Naturalmente, eso produjo una gran sensación: Roxana se asombró de aquella admirable suposición, pero no se alteró por ella. El suponer el cambio era una cosa, el adivinar quién lo hizo, otra. El Bobo Wilson podía hacer cosas maravillosas, sin duda, pero no podía realizar imposibles. ¿Segura? Estaba perfectamente segura. Sonrió para sí.

—Entre las edades de siete y ocho meses, estos niños fueron cambiados en la cuna —hizo una de sus efectivas pausas y agregó— ¡y la persona que lo hizo se encuentra en esta sala!

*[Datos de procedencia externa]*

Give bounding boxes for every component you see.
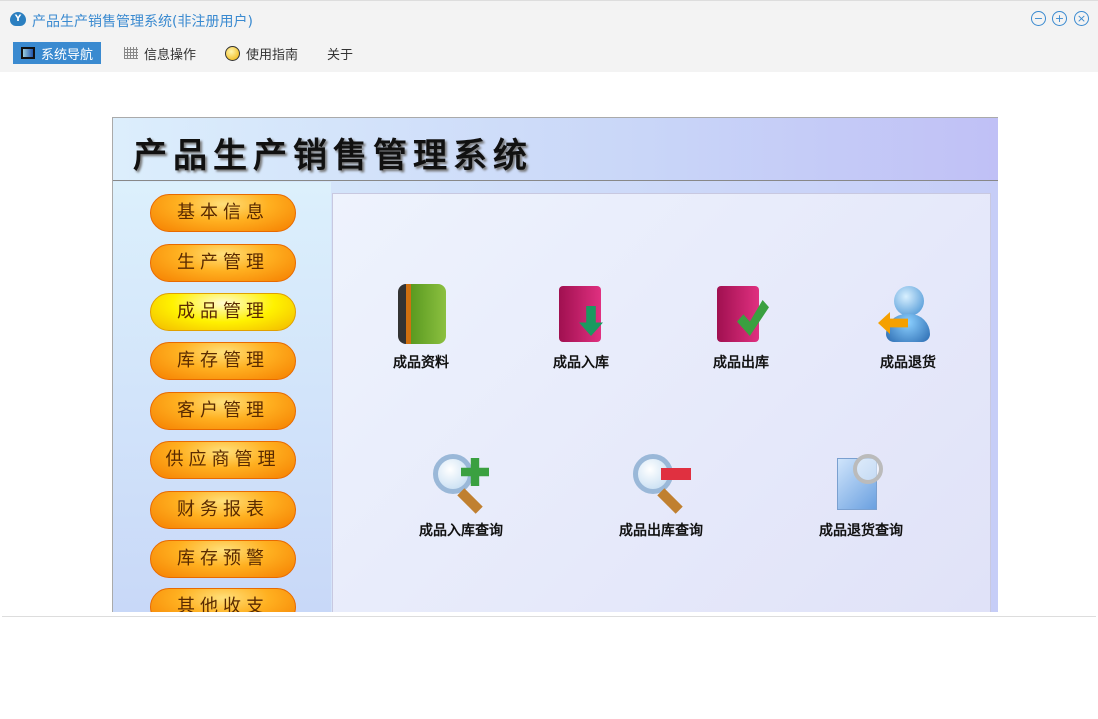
- system-title: 产品生产销售管理系统: [133, 136, 533, 176]
- menu-label: 信息操作: [144, 47, 197, 63]
- func-stock-out[interactable]: 成品出库: [676, 284, 806, 372]
- nav-financial-reports[interactable]: 财务报表: [150, 491, 296, 529]
- func-label: 成品退货查询: [819, 523, 903, 539]
- function-area: 成品资料 成品入库 成品出库 成品退货 成品入库查询 成品出库查询 成品退货查询: [332, 193, 991, 612]
- maximize-icon[interactable]: +: [1052, 11, 1067, 26]
- search-minus-icon: [631, 452, 691, 514]
- app-logo-icon: Y: [10, 12, 26, 26]
- menu-label: 关于: [327, 47, 354, 63]
- help-icon: [225, 45, 240, 61]
- menu-bar: 系统导航 信息操作 使用指南 关于: [0, 38, 1098, 72]
- nav-inventory[interactable]: 库存管理: [150, 342, 296, 380]
- monitor-icon: [21, 47, 35, 59]
- window-title: 产品生产销售管理系统(非注册用户): [32, 14, 253, 30]
- func-label: 成品入库查询: [419, 523, 503, 539]
- menu-info-operations[interactable]: 信息操作: [116, 42, 204, 64]
- minimize-icon[interactable]: −: [1031, 11, 1046, 26]
- nav-production[interactable]: 生产管理: [150, 244, 296, 282]
- nav-basic-info[interactable]: 基本信息: [150, 194, 296, 232]
- sidebar: 基本信息 生产管理 成品管理 库存管理 客户管理 供应商管理 财务报表 库存预警…: [113, 182, 331, 612]
- nav-suppliers[interactable]: 供应商管理: [150, 441, 296, 479]
- close-icon[interactable]: ×: [1074, 11, 1089, 26]
- func-label: 成品资料: [393, 355, 449, 371]
- folder-out-icon: [711, 284, 771, 346]
- system-header: 产品生产销售管理系统: [113, 118, 998, 181]
- nav-stock-alert[interactable]: 库存预警: [150, 540, 296, 578]
- func-product-info[interactable]: 成品资料: [356, 284, 486, 372]
- func-label: 成品出库: [713, 355, 769, 371]
- func-label: 成品退货: [880, 355, 936, 371]
- menu-system-navigation[interactable]: 系统导航: [13, 42, 102, 64]
- menu-user-guide[interactable]: 使用指南: [217, 42, 306, 64]
- menu-about[interactable]: 关于: [319, 42, 361, 64]
- menu-label: 系统导航: [41, 47, 94, 63]
- nav-finished-goods[interactable]: 成品管理: [150, 293, 296, 331]
- func-stock-in[interactable]: 成品入库: [516, 284, 646, 372]
- search-plus-icon: [431, 452, 491, 514]
- folder-in-icon: [551, 284, 611, 346]
- grid-icon: [124, 47, 138, 59]
- nav-other-income[interactable]: 其他收支: [150, 588, 296, 612]
- func-stock-in-query[interactable]: 成品入库查询: [396, 452, 526, 540]
- book-icon: [391, 284, 451, 346]
- func-label: 成品入库: [553, 355, 609, 371]
- document-search-icon: [831, 452, 891, 514]
- nav-customers[interactable]: 客户管理: [150, 392, 296, 430]
- main-panel: 产品生产销售管理系统 基本信息 生产管理 成品管理 库存管理 客户管理 供应商管…: [112, 117, 998, 612]
- func-returns-query[interactable]: 成品退货查询: [796, 452, 926, 540]
- menu-label: 使用指南: [246, 47, 299, 63]
- func-label: 成品出库查询: [619, 523, 703, 539]
- user-return-icon: [878, 284, 938, 346]
- func-stock-out-query[interactable]: 成品出库查询: [596, 452, 726, 540]
- title-bar: Y 产品生产销售管理系统(非注册用户) − + ×: [0, 0, 1098, 38]
- func-returns[interactable]: 成品退货: [843, 284, 973, 372]
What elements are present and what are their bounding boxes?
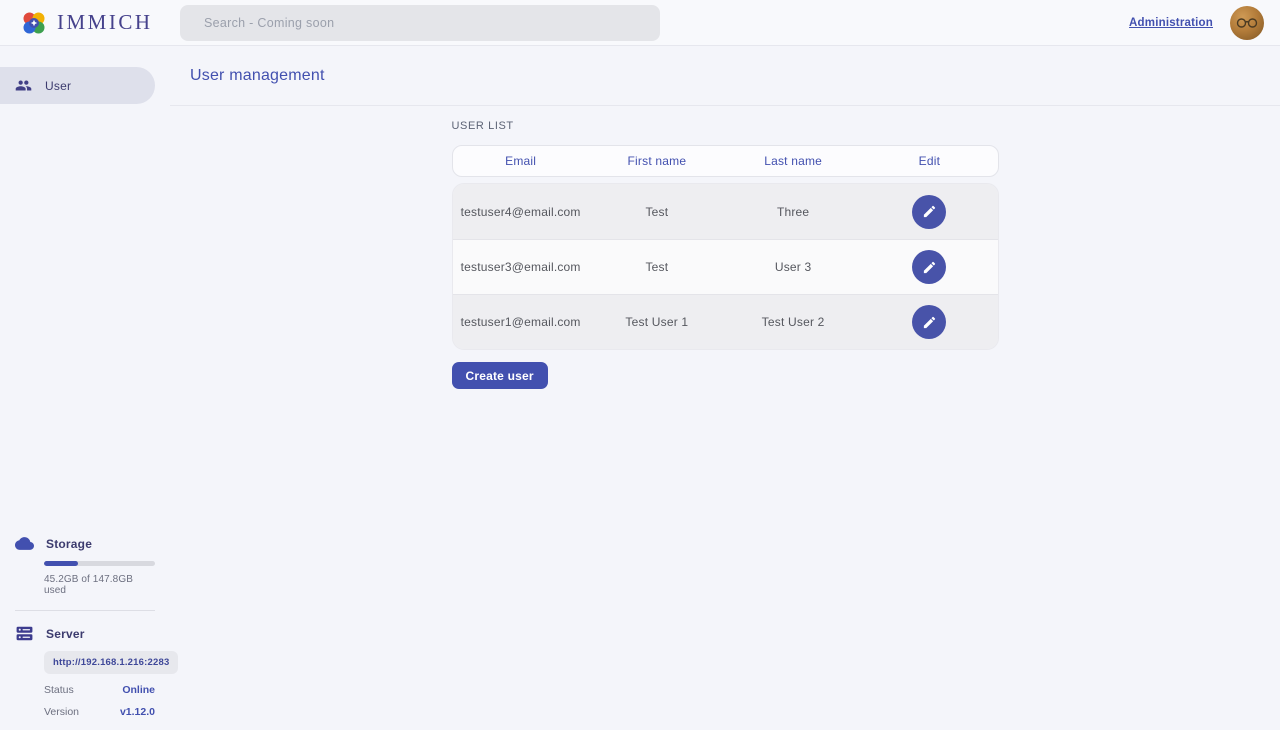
server-version-row: Version v1.12.0 xyxy=(44,706,155,718)
cloud-icon xyxy=(15,534,34,553)
cell-first-name: Test User 1 xyxy=(589,315,725,329)
storage-title: Storage xyxy=(46,537,92,551)
sidebar-footer: Storage 45.2GB of 147.8GB used xyxy=(0,534,170,718)
server-title: Server xyxy=(46,627,85,641)
storage-progress-fill xyxy=(44,561,78,566)
main-header: User management xyxy=(170,46,1280,106)
user-table-body: testuser4@email.com Test Three testuser3… xyxy=(452,183,999,350)
server-status-row: Status Online xyxy=(44,684,155,696)
glasses-photo-icon xyxy=(1236,17,1258,29)
status-value: Online xyxy=(122,684,155,696)
table-row: testuser4@email.com Test Three xyxy=(453,184,998,239)
cell-email: testuser4@email.com xyxy=(453,205,589,219)
column-header-first-name: First name xyxy=(589,154,725,168)
cell-first-name: Test xyxy=(589,260,725,274)
cell-email: testuser3@email.com xyxy=(453,260,589,274)
column-header-last-name: Last name xyxy=(725,154,861,168)
column-header-email: Email xyxy=(453,154,589,168)
edit-user-button[interactable] xyxy=(912,250,946,284)
create-user-button[interactable]: Create user xyxy=(452,362,548,389)
pencil-icon xyxy=(922,260,937,275)
sidebar-item-user[interactable]: User xyxy=(0,67,155,104)
administration-link[interactable]: Administration xyxy=(1129,17,1213,29)
user-avatar[interactable] xyxy=(1230,6,1264,40)
version-label: Version xyxy=(44,706,79,718)
brand-name: IMMICH xyxy=(57,10,153,35)
storage-progress-bar xyxy=(44,561,155,566)
cell-first-name: Test xyxy=(589,205,725,219)
cell-email: testuser1@email.com xyxy=(453,315,589,329)
sidebar-item-user-label: User xyxy=(45,79,71,93)
brand[interactable]: IMMICH xyxy=(20,9,180,37)
user-table-header: Email First name Last name Edit xyxy=(452,145,999,177)
version-value: v1.12.0 xyxy=(120,706,155,718)
server-icon xyxy=(15,624,34,643)
main-area: User management USER LIST Email First na… xyxy=(170,46,1280,730)
sidebar: User Storage 45.2GB of 147.8GB used xyxy=(0,46,170,730)
sidebar-divider xyxy=(15,610,155,611)
page-title: User management xyxy=(190,67,325,85)
status-label: Status xyxy=(44,684,74,696)
cell-last-name: Test User 2 xyxy=(725,315,861,329)
search-input[interactable] xyxy=(180,5,660,41)
user-list-label: USER LIST xyxy=(452,120,999,132)
users-icon xyxy=(15,77,32,94)
cell-last-name: Three xyxy=(725,205,861,219)
table-row: testuser1@email.com Test User 1 Test Use… xyxy=(453,294,998,349)
storage-usage-text: 45.2GB of 147.8GB used xyxy=(44,574,155,596)
server-url-chip: http://192.168.1.216:2283 xyxy=(44,651,178,674)
top-bar: IMMICH Administration xyxy=(0,0,1280,46)
table-row: testuser3@email.com Test User 3 xyxy=(453,239,998,294)
cell-last-name: User 3 xyxy=(725,260,861,274)
pencil-icon xyxy=(922,204,937,219)
column-header-edit: Edit xyxy=(861,154,997,168)
pencil-icon xyxy=(922,315,937,330)
edit-user-button[interactable] xyxy=(912,305,946,339)
edit-user-button[interactable] xyxy=(912,195,946,229)
immich-logo-icon xyxy=(20,9,48,37)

¡Los pulsos de Roxana se detuvieron! El público parecía como electrizado y la mitad de los presentes se levantaron para tratar de distinguir a la persona que efectuó el cambio. Tom se inclinaba como si la vida se escapara de él. Wilson resumió:

—A fue puesto en la cuna de B, en el cuarto de los niños; B fue trasladado a la cocina y se convirtió en un negro y un esclavo (sensación… confusión de exclamaciones coléricas)… ¡pero dentro de un cuarto de hora se presentará ante ustedes blanco y libre!, (estallido de aplausos, reprimido por las autoridades). Desde los siete meses hasta ahora, A ha seguido siendo un usurpador, y en mi ficha de sus huellas dactilares lleva el nombre de B. Aquí está su pantógrafo hecho a los doce años de edad. Compárenlo con la firma del asesino en el mango del cuchillo, ¿concuerdan?

El presidente le contestó:

—¡Hasta el menor detalle!

Wilson dijo, solemne:

—El asesino de vuestro amigo y el mío… de York Driscoll, de la mano generosa y el bondadoso espíritu… se encuentra entre vosotros. Valet de Chambre, negro y esclavo… llamado falsamente Thomas Becket Driscoll… ¡marca en la ventana las huellas, que te ahorcarán!

Tom volvió implorante su cenicienta cara hacia el que hablaba, hizo un movimiento impotente con sus pálidos labios, y luego cayó lacio y sin vida al suelo.

Wilson rompió el impresionante silencio con las palabras:

—No hace falta. Ha confesado.

Roxy cayó de rodillas, se cubrió la cara con las manos, y a través de sus sollozos se escaparon las siguientes palabras:

—¡Que el Señor tenga piedad de mí, que soy una pobre y miserable pecadora!

El reloj dio las doce.

El tribunal se levantó; y se llevaron de allí al nuevo preso, esposado.